Rhythm of Life
I hear it in the dishwasher as the water pours, swishes and drains. I hear it in the dryer cycle as the clothes tumble and buttons ping against the tub. I hear and feel it in the road as tires rolling beneath me hit cracks in the pavement to begin another measure. I feel it in my tongue moving in patterns against the roof of my mouth. I feel it in the tapping of keys under my fingers as I type. I smell it in the wafting scent of muffins down the hallway. It’s in my step as I walk through the shady neighborhood each morning with my spaniel clip-clopping at my side, her tags clinking in rhythm with her steps, double time to mine. I reset my rhythm to crow caw or chickadee. I witness it in ferncurl or fall’s first yellow mum, in fog sliding over the mountain or filling the river valley.
My heart is the source of this, the first beat and the last. It is against her rhythm that each moment of my life unfolds, whether I am aware or not, mostly I am not. The rhythm of life is always present. I can’t remember this all the time what with jobs to complete, dishes to wash, taxes to pay, love to give away and accept. But it’s always there when we arrive and when we leave: the rhythm of the heartbeat of life, the vibration of creation, breath, the pumping of blood that quickens or slows through every single moment of our lives.
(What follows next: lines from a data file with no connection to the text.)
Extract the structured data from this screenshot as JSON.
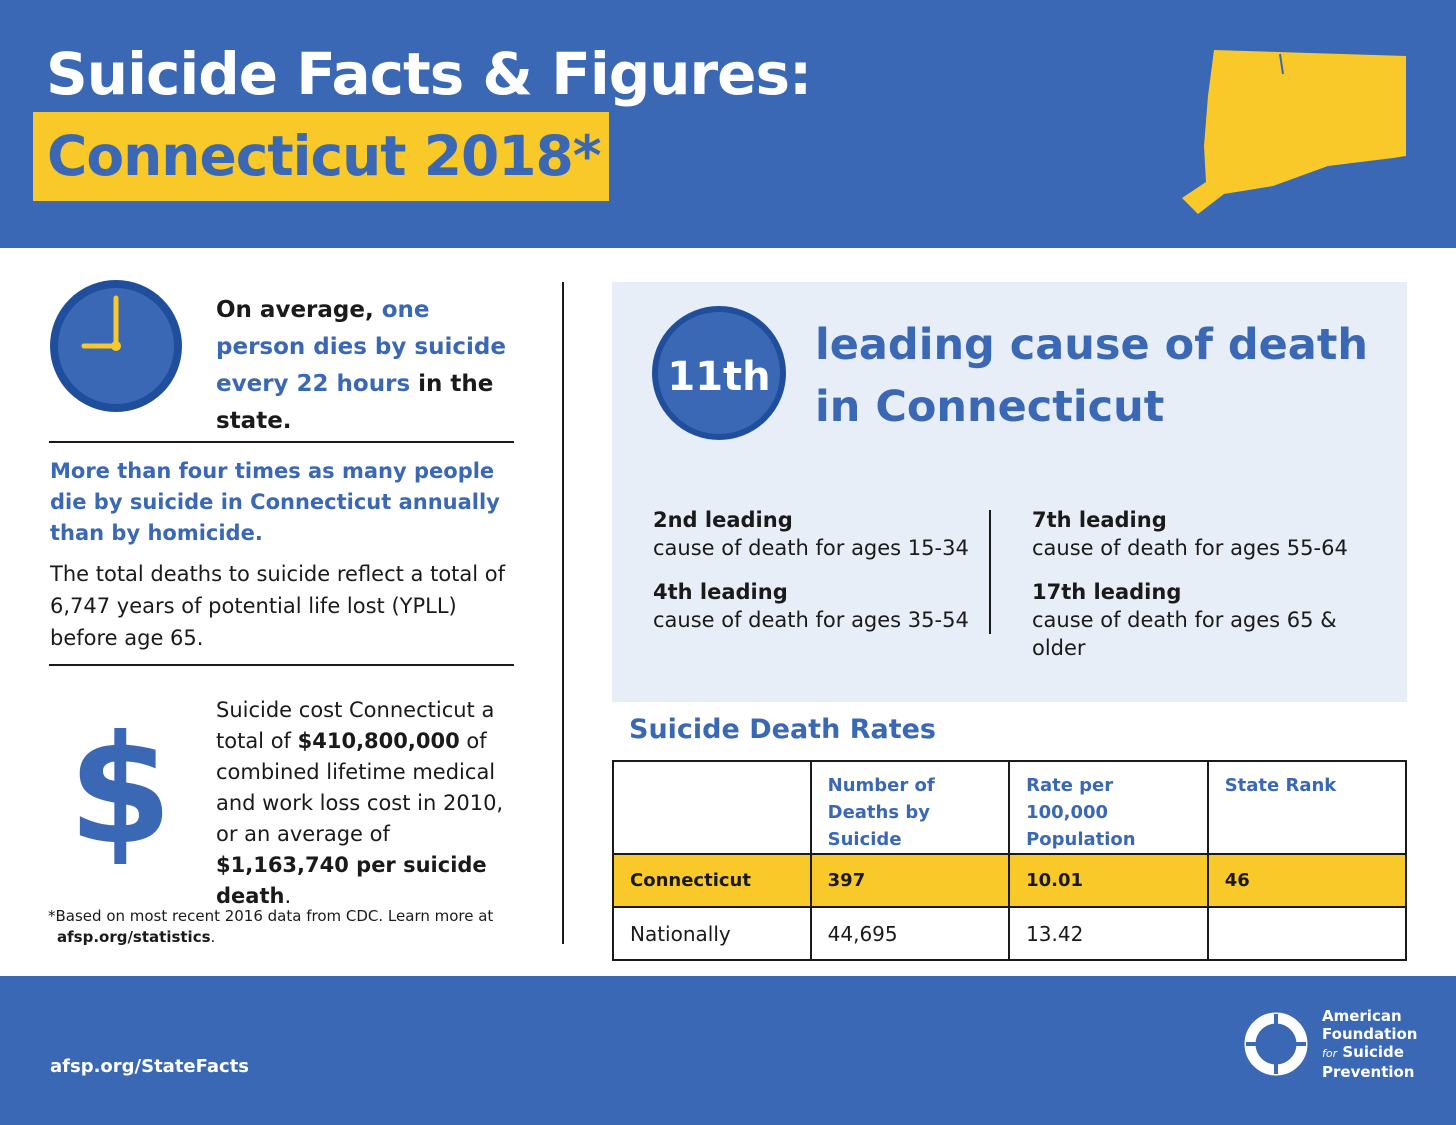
{
  "header": {
    "title": "Suicide Facts & Figures:",
    "subtitle": "Connecticut 2018*",
    "state_map_icon": "connecticut-state-shape-icon",
    "colors": {
      "brand_blue": "#3a68b4",
      "accent_yellow": "#f9c92a",
      "panel_bg": "#e8eef7"
    }
  },
  "left": {
    "clock_icon": "clock-icon",
    "fact1": {
      "part1": "On average, ",
      "highlight": "one person dies by suicide every 22 hours",
      "part2": " in the state."
    },
    "fact2": "More than four times as many people die by suicide in Connecticut annually than by homicide.",
    "fact3": "The total deaths to suicide reflect a total of 6,747 years of potential life lost (YPLL) before age 65.",
    "dollar_icon": "$",
    "fact4": {
      "p1": "Suicide cost Connecticut a total of ",
      "b1": "$410,800,000",
      "p2": " of combined lifetime medical and work loss cost in 2010, or an average of ",
      "b2": "$1,163,740 per suicide death",
      "p3": "."
    },
    "footnote": {
      "text": "*Based on most recent 2016 data from CDC. Learn more at",
      "link": "afsp.org/statistics",
      "end": "."
    }
  },
  "panel": {
    "rank": "11th",
    "rank_text_line1": "leading cause of death",
    "rank_text_line2": "in Connecticut",
    "ages": [
      {
        "head": "2nd leading",
        "sub": "cause of death for ages 15-34"
      },
      {
        "head": "4th leading",
        "sub": "cause of death for ages 35-54"
      },
      {
        "head": "7th leading",
        "sub": "cause of death for ages 55-64"
      },
      {
        "head": "17th leading",
        "sub": "cause of death for ages 65 & older"
      }
    ]
  },
  "rates": {
    "title": "Suicide Death Rates",
    "headers": [
      "",
      "Number of Deaths by Suicide",
      "Rate per 100,000 Population",
      "State Rank"
    ],
    "rows": [
      [
        "Connecticut",
        "397",
        "10.01",
        "46"
      ],
      [
        "Nationally",
        "44,695",
        "13.42",
        ""
      ]
    ]
  },
  "footer": {
    "link": "afsp.org/StateFacts",
    "logo_icon": "life-ring-icon",
    "logo_line1": "American",
    "logo_line2": "Foundation",
    "logo_for": "for",
    "logo_line3": "Suicide",
    "logo_line4": "Prevention"
  }
}
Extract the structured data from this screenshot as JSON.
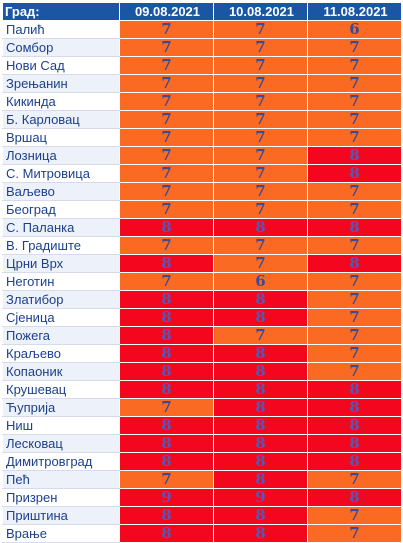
{
  "header": {
    "city_label": "Град:",
    "dates": [
      "09.08.2021",
      "10.08.2021",
      "11.08.2021"
    ]
  },
  "colors": {
    "header_bg": "#1b56a4",
    "level_7": "#fa6a23",
    "level_8": "#f5061f"
  },
  "rows": [
    {
      "city": "Палић",
      "values": [
        "7",
        "7",
        "6"
      ]
    },
    {
      "city": "Сомбор",
      "values": [
        "7",
        "7",
        "7"
      ]
    },
    {
      "city": "Нови Сад",
      "values": [
        "7",
        "7",
        "7"
      ]
    },
    {
      "city": "Зрењанин",
      "values": [
        "7",
        "7",
        "7"
      ]
    },
    {
      "city": "Кикинда",
      "values": [
        "7",
        "7",
        "7"
      ]
    },
    {
      "city": "Б. Карловац",
      "values": [
        "7",
        "7",
        "7"
      ]
    },
    {
      "city": "Вршац",
      "values": [
        "7",
        "7",
        "7"
      ]
    },
    {
      "city": "Лозница",
      "values": [
        "7",
        "7",
        "8"
      ]
    },
    {
      "city": "С. Митровица",
      "values": [
        "7",
        "7",
        "8"
      ]
    },
    {
      "city": "Ваљево",
      "values": [
        "7",
        "7",
        "7"
      ]
    },
    {
      "city": "Београд",
      "values": [
        "7",
        "7",
        "7"
      ]
    },
    {
      "city": "С. Паланка",
      "values": [
        "8",
        "8",
        "8"
      ]
    },
    {
      "city": "В. Градиште",
      "values": [
        "7",
        "7",
        "7"
      ]
    },
    {
      "city": "Црни Врх",
      "values": [
        "8",
        "7",
        "8"
      ]
    },
    {
      "city": "Неготин",
      "values": [
        "7",
        "6",
        "7"
      ]
    },
    {
      "city": "Златибор",
      "values": [
        "8",
        "8",
        "7"
      ]
    },
    {
      "city": "Сјеница",
      "values": [
        "8",
        "8",
        "7"
      ]
    },
    {
      "city": "Пожега",
      "values": [
        "8",
        "7",
        "7"
      ]
    },
    {
      "city": "Краљево",
      "values": [
        "8",
        "8",
        "7"
      ]
    },
    {
      "city": "Копаоник",
      "values": [
        "8",
        "8",
        "7"
      ]
    },
    {
      "city": "Крушевац",
      "values": [
        "8",
        "8",
        "8"
      ]
    },
    {
      "city": "Ћуприја",
      "values": [
        "7",
        "8",
        "8"
      ]
    },
    {
      "city": "Ниш",
      "values": [
        "8",
        "8",
        "8"
      ]
    },
    {
      "city": "Лесковац",
      "values": [
        "8",
        "8",
        "8"
      ]
    },
    {
      "city": "Димитровград",
      "values": [
        "8",
        "8",
        "8"
      ]
    },
    {
      "city": "Пећ",
      "values": [
        "7",
        "8",
        "7"
      ]
    },
    {
      "city": "Призрен",
      "values": [
        "9",
        "9",
        "8"
      ]
    },
    {
      "city": "Приштина",
      "values": [
        "8",
        "8",
        "7"
      ]
    },
    {
      "city": "Врање",
      "values": [
        "8",
        "8",
        "7"
      ]
    }
  ]
}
Perhaps this is why I love prayer. In the stillness when all else of my life falls away until there is only the dark or the light behind my eyes, I see nothing, hear only my breath but know more. My heart with its steady beat, my true self, is still enough to hear something beyond me, familiar and intimate, something that knows me, my life and all that is. In this moment, I am present. My heart blossoms, turns like the sunflower to the source within and without, the essence of all that is life and breath. Divine love surges through my veins, pulses in my heart with the rhythm of life.